The Los Angeles Clippers had dispatched the Washington Wizards so easily when the two teams met back east 11 days ago that there was a tendency to feel uneasy tonight as the game wore on. The Wizards hung around and hung around, actually taking the lead periodically in the second and third quarters. But even when the Wizards were close, it felt like the Clippers were still in control. The Clippers were dominating the boards, and were getting plenty of good shots, some of which just weren't falling. Meanwhile, there was something that seemed flukey about Washington's runs to that point. John Wall was constantly walking a tight rope between a turnover and an assist, a charge and a block. It was generating points, but it couldn't last, could it?
Now, that's a dangerous way to play. You don't want to let a young team like Washington hang around. Nick Young and Jordan Crawford are streaky shooters, and that team would certainly have a puncher's chance to hit enough threes to steal a win if they were close in the fourth. You have to put them away at some point.
Sure enough, with the game tied at 66 with a little more than three minutes left in the third quarter, the Clippers asserted their will on the game. They finished the quarter on an 8-0 run, and bookended it with another 8-0 run in the fourth quarter to ice the game. Over the course of about 12 minutes of game time, the Clippers outscored the Wizards 32-14. It was a blow out all right -- it just happened late instead of early, that's all.
It certainly wasn't the Clippers best effort, but fortunately this team can get by without their best effort against a lot of teams. No single Clipper stood out as particularly dominant, but something arguably more promising for the prospects of the team happened -- the Clippers got significant contributions from a whole cast of characters.

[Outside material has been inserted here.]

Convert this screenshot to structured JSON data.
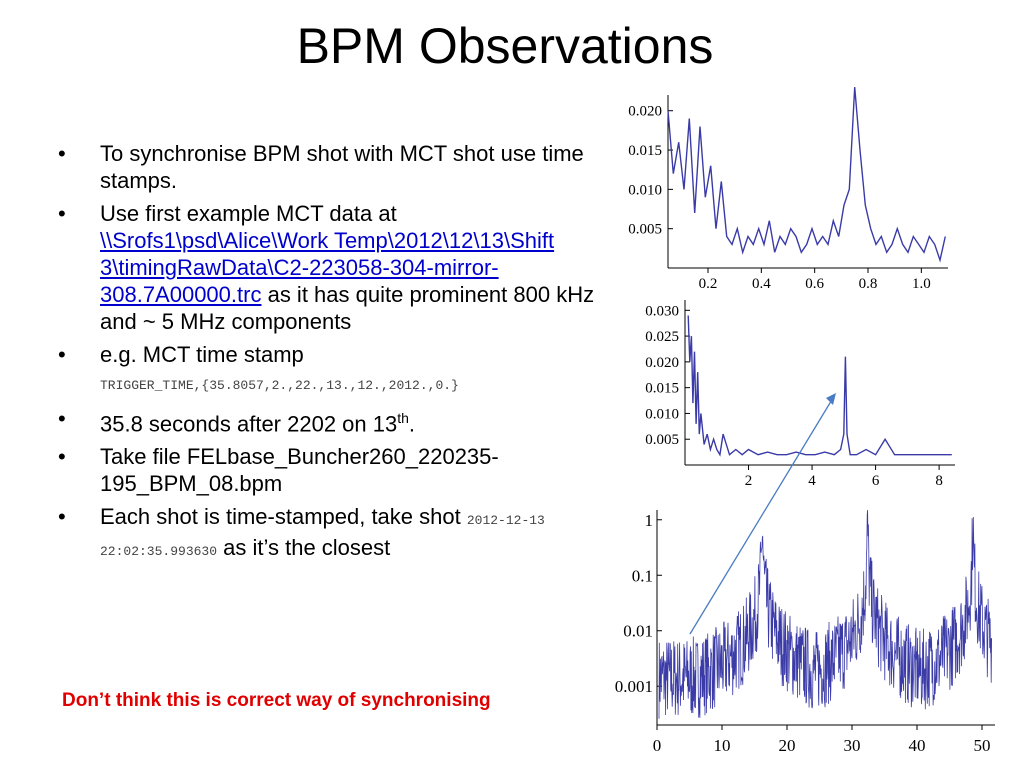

Blake Griffin finished with with 23 points and 15 rebounds, leading the team in both categories. Chris Paul had a relatively quiet 16 points and 9 assists. Caron Butler was his usual consistent self, carrying the team early and finishing with 21 points on just 11 shots, making 5 threes.
But Reggie Evans and Kenyon Martin were key off the bench as well. Neither player necessarily put up huge numbers (though Reggie's 6 rebounds in just 14 minutes were noteworthy), but they played great defense, moved the ball on offense, and just generally played with an energy that the Clippers needed. LA has gone from a very thin bench at the start of the season to the point where I'm tempted to characterize the team as deep. If Eric Bledsoe can get to the point where he contributes (or alternatively if they can add one more productive player, or counterfactually if we could undo the Chauncey Billups injury) this team would have a very good second unit. As it is, if Vinny Del Negro can work out his rotations, the bench should not be killing the Clippers the way it did earlier in the season.
Working out his rotations, however, would not include playing Bledsoe at the small forward against a lineup where he has to defend Rashard Lewis. The Wizards actually play their own three guard lineup frequently, with Wall and Young and Crawford on the floor together, so VDN would get a chance to use three guards of his own at some point. Why he felt compelled to play three guards around 6'0" each (that is not just three guards, three very small guards) for two full minutes at the start of the second quarter while Washington was big -- only to then replace Bledsoe with Foye and go another three minutes with a guard defending the 6'10" Lewis -- is beyond me. The Clippers had every advantage over the Wizards in this game -- why go with experimental lineups that create disadvantages?
One player who made a contribution tonight was Randy Foye. Against Dallas on Monday, Foye was 0 for 7, and the lack of production from that spot clearly hurt the Clippers in that close loss. Tonight, he was 0 for 4 through three quarters, once against being almost completely invisible in the game to that point. But during the decisive fourth quarter, Foye scored 10 points in a three minute span, nailing two threes and four free throws. In the absence of Billups, until and unless the Clippers sign someone else, Foye must produce. The difference between the Wizards hanging around for three quarters, and the Clippers pulling away, was more or less a productive Randy Foye.
Foye, Martin, Evans, Mo Williams, Bledsoe, Ryan Gomes -- with 20 games in 31 days in March, the Clippers will need contributions from all of those guys. This compressed season is about winning games -- but it's also about making it to the playoffs relatively healthy and relatively fresh. Griffin played 34 minutes tonight, Paul 33 -- both about three minutes below their season average. There will be nights when they have to play 40+ minutes for the Clippers to win, but if the bench can play well enough so that those nights are relatively few, it will make a huge difference come playoff time.
The Clippers move to 18-9 on the season, with games against two Western Conference playoff teams looming next. If they can win in Portland tomorrow night against a Portland team likely playing without injured star LaMarcus Aldridge, it will set up a showdown with the red-hot Spurs with second place in the conference on the line. With only a few games left before the All Star break, and an incredibly busy March ahead, it's a very good time to find a deeper team.